She turned the pages, dipping here and
there, finally forgetting the author altogether in the book. It was a
wonderful story of a man's love and faithfulness, and Diana pushed it
aside at last with a very bitter sigh. Things happened so in books. In
real life they happened very differently. She looked round the room
with pain-filled eyes, at the medley of her own and the Sheik's
belongings, her ivory toilet appointments jostling indiscriminately
among his brushes and his razors on the dressing-table, and then at the
pillow beside her where his head rested every night. She stooped and
kissed it with a little quivering breath. "Ahmed. Oh, Monseigneur!" she
murmured longingly. Then, with an impatient jerk of the head, she
sprang up and dragged on her boots. She pulled a soft felt hat down
over her eyes and picked up the revolver the Sheik had given her. She
paused a moment, looking at it with an odd smile before buckling it
round her slim waist. Gaston's face lit up with genuine pleasure when
she came out to the horses. She had felt a momentary embarrassment
before she left the tent, thinking of the last time he had ridden with
her, but she had known from the moment he came back that night that he
bore no malice, and the look on his face and his stammered words to the
Sheik had indicated that the fear he felt for her was not for what
might have happened in the desert, but for what might yet happen to her
at the hands of his master and hers.
The horse that she rode always now was pure white, not so fast as
Silver Star and very tricky, called The Dancer, from a nervous habit of
dancing on his hind-legs at starting and stopping, like a circus-horse.

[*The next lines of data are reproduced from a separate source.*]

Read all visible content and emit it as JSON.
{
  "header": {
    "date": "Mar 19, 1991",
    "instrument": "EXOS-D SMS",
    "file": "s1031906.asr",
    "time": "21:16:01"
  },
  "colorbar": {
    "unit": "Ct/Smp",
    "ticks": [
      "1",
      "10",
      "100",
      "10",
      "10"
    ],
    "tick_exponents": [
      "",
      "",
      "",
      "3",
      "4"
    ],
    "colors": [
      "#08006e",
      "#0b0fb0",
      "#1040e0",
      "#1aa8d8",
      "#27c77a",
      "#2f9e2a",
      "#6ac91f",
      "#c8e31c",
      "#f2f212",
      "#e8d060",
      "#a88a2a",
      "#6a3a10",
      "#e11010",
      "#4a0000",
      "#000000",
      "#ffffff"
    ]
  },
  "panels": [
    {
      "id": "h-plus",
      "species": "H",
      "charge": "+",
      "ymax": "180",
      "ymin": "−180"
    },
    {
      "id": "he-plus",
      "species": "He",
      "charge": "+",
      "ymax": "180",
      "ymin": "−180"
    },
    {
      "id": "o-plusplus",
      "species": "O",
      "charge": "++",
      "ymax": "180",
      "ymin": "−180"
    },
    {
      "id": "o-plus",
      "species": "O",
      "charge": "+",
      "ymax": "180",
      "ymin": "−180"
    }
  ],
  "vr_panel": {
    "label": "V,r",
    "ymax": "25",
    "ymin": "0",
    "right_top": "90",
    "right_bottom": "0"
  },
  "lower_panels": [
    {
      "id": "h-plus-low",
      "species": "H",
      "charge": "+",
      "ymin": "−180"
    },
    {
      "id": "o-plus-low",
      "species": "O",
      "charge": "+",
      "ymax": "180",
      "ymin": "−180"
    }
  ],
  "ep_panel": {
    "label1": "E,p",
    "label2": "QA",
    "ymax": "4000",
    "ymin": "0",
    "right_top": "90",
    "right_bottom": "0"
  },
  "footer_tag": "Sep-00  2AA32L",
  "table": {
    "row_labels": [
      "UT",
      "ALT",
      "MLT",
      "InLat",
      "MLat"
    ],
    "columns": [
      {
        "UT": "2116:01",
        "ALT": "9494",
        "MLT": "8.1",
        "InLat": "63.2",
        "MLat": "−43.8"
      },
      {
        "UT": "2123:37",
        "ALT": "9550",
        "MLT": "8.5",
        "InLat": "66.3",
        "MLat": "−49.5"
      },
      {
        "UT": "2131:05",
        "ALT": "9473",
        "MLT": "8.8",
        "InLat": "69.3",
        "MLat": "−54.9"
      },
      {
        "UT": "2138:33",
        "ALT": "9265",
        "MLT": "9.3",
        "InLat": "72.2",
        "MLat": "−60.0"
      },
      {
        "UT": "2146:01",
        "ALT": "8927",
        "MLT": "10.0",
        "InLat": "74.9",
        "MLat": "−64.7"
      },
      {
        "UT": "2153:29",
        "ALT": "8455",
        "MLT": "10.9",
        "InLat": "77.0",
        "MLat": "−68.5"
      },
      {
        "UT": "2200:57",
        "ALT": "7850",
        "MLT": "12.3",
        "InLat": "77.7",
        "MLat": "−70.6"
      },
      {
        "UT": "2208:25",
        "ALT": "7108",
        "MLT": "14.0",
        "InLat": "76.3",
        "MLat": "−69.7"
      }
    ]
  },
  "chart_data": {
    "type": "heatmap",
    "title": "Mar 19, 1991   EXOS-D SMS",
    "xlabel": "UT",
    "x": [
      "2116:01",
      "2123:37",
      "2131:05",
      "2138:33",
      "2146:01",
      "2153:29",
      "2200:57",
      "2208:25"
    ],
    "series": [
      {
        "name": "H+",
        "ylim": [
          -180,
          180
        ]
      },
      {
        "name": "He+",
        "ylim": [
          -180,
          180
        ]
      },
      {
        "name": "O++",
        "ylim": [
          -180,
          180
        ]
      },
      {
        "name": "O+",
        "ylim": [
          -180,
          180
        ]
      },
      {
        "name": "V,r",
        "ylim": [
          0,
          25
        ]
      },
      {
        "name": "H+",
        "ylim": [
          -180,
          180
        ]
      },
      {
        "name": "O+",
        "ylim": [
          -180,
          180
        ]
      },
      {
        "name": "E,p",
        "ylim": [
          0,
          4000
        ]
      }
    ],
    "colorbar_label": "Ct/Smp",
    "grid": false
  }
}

He was difficult to mount, and edged away shyly as Diana tried to get
her foot into the stirrup. But she swung up at last, and by the time
The Dancer had finished his display of haute ecole Gaston was
mounted. "After riding The Dancer I feel confident to enter for the
Concours Hippique," she laughed over her shoulder, and touched
the horse with her heel.
She wanted exercise primarily, hard physical exercise that would tire
her out and keep her mind occupied and prevent her from thinking, and
the horse she rode supplied both needs. He required watching all the
time. She let him out to his full pace for his own sake and hers, and
the air and the movement banished her headache, and a kind of
exhilaration came over her, making her almost happy. After a while she
reined in her horse and waved to Gaston to come alongside. "Tell me of
this Vicomte de Saint Hubert who is coming. You know him, I suppose, as
you have been so long with Monseigneur?"